I understand that, that's why I would like to a) work with known drivers b) get suggestions regarding crossover frequencies. I don't need it to be perfect first time round as eventually I'll remove them from the universal housing and put them into a custom IEM. Hence this crossover is just the beginning :)

post #1718 of 5645
Quote:
Originally Posted by vector1 View Post

 

b) get suggestions regarding crossover frequencies.

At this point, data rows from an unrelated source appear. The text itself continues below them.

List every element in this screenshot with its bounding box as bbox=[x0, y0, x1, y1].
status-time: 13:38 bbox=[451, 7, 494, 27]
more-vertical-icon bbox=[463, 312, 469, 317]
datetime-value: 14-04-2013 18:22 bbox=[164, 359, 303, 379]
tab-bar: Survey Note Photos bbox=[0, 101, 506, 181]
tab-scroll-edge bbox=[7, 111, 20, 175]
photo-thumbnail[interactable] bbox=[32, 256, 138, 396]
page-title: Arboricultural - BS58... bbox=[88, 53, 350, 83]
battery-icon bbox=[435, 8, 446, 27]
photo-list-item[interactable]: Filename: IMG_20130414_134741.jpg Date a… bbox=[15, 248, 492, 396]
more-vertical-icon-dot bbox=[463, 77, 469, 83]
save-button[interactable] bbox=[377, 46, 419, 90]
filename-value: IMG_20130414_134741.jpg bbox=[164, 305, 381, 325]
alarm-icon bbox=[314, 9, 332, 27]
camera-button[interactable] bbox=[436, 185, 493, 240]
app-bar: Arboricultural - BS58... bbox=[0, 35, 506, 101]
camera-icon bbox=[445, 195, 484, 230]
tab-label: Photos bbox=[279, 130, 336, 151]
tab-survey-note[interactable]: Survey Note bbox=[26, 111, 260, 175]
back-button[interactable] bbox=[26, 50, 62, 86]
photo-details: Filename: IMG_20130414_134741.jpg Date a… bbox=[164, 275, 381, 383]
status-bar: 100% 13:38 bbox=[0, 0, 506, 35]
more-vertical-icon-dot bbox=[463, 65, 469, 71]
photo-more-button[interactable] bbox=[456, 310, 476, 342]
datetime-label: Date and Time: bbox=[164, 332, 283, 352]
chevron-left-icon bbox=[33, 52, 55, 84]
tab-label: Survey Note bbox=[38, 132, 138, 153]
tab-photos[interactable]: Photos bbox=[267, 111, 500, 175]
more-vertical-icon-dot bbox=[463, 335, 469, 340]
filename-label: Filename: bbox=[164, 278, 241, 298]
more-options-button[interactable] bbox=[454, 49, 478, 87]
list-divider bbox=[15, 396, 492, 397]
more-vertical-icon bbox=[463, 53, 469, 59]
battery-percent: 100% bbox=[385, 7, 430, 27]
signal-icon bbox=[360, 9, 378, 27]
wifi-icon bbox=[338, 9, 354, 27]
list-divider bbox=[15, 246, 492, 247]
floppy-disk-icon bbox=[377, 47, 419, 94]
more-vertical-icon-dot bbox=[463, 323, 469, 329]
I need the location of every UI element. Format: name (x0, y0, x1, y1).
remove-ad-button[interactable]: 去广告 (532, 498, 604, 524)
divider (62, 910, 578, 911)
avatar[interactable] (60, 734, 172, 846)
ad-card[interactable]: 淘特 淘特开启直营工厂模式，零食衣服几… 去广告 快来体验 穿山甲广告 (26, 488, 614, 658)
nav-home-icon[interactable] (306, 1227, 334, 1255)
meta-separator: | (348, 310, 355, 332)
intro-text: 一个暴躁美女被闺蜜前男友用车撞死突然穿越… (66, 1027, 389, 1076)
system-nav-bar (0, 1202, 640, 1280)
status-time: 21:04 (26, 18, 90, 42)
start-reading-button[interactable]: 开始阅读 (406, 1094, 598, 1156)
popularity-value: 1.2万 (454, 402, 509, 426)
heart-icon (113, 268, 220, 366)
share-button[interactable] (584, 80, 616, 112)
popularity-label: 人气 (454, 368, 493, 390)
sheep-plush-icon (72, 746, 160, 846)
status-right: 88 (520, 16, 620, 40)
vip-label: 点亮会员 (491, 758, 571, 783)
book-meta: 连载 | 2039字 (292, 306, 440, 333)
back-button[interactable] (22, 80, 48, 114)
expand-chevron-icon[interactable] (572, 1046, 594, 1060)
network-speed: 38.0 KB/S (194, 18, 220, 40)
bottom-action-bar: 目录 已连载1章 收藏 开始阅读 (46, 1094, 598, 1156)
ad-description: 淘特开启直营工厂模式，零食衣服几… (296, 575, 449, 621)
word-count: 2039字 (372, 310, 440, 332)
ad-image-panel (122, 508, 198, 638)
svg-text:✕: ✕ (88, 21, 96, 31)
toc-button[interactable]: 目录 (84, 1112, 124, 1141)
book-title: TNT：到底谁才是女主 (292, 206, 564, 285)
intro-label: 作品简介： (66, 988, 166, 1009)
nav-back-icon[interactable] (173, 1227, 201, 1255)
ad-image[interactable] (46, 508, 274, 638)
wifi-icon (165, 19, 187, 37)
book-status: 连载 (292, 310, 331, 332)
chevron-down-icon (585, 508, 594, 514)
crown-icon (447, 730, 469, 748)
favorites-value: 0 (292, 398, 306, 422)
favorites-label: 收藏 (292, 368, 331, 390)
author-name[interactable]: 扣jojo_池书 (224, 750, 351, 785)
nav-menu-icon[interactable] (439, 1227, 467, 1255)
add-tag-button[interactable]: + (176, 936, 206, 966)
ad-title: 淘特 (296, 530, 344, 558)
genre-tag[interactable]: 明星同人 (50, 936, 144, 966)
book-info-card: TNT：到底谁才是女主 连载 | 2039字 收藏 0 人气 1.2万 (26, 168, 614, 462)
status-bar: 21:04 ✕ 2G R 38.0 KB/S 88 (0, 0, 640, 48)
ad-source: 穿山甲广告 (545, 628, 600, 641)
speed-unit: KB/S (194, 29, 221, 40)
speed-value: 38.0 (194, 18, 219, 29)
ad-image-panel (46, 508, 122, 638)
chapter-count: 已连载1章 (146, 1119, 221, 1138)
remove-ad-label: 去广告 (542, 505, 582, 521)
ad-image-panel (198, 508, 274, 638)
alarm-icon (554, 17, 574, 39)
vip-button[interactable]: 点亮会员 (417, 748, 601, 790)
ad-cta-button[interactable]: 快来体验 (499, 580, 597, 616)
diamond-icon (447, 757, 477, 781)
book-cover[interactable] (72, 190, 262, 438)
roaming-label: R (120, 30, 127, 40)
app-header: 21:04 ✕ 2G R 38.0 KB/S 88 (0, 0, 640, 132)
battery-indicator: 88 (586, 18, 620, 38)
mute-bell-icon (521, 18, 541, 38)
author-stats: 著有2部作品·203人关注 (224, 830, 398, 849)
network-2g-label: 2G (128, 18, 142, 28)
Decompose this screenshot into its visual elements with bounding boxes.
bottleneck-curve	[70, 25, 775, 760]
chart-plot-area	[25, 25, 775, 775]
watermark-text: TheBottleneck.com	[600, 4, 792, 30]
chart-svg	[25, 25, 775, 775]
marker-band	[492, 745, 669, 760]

Thats most difficult one. You will have to measure it and design your crossover. Crossover components are RC filter. You will need smd caps and resistors. Start with simple 2way design and then  if thats a success you can do more complex designs.

post #1719 of 5645

Some one has uploaded Knowles design guide in other thread. Did you read those docs ?
 

post #1720 of 5645

So I can't just ballpark a figure for a crossover at 150Hz and 2kHz?

 

From what I understand is that the complex (changing) inductance means that the spikes will not be at the expected locations from measurements.

 

However, will this lead to excessive non-linear responses? I would expect a shift in the cut-off point, but not necessarily lead to non-linearity in the frequency response? Furthermore, with passive circuits I don't see a way to actually equalize the response since RC filters will have unity response when not close to the cut-off, and that won't help in smoothing the spikes in the actual response unless notch filters are used.

 

I am thinking that as long the crossover prevents interference of each band from passing to the next, I'll use acoustic filters and EQ to tame the rest of the peaks.

 

Also, I will try to make this modular so I can actually revise the interior circuit design. I would print a special holder for the circuit components that should be serviceable easily, plus help in soldering the SMD components.

 

Regarding the Knowles design guide, if it's the one that has the frequency response of each of the drivers then yes, I have read and extracted that data. I haven't seen any driver specific guide, but I have seen previous examples in this very thread, but mostly using a more simple crossover.

post #1721 of 5645
Quote:
Originally Posted by MuZo2 View Post
 

Some one has uploaded Knowles design guide in other thread. Did you read those docs ?
 

 

Would you kindly post a link?

 

Thanks!

post #1722 of 5645
post #1723 of 5645

Thank you for that thread!

post #1724 of 5645

Sound quality problems.

 

I attempted to finish assembly on my first set of home made IEMs and right away I ran into trouble. 

 

First problem, I can see that the drivers for the left ear have become detached from the acoustic tubing so I did not bother to work any more on that shell. 

 

The right ear looks like everything is hooked up OK but it sounds awful. It is much quieter than I expected it to be and I thought perhaps it just needed to be amped but when I hook it up to my headphone amp it still sounds bad, just louder. I am hoping that the cause of the poor sound quality is that this driver has also pulled away from its acoustic tubing.

 

I plan to start over tomorrow with a new shell (I want to improve the finish anyway) and this time I am going to try attaching the tubing with superglue instead of hot glue. I only worry that I will damage the driver with the superglue. 

 

 

Edit:  looking closer at my right side driver I can see that I was correct and the sound port has become detached from my tubing on that side also. 


Edited by CMOS1138 - 5/30/14 at 10:03pm
post #1725 of 5645
Quote:
Originally Posted by vector1 View Post
 

So I can't just ballpark a figure for a crossover at 150Hz and 2kHz?

Yes you can, but have to have resources to make it work correctly.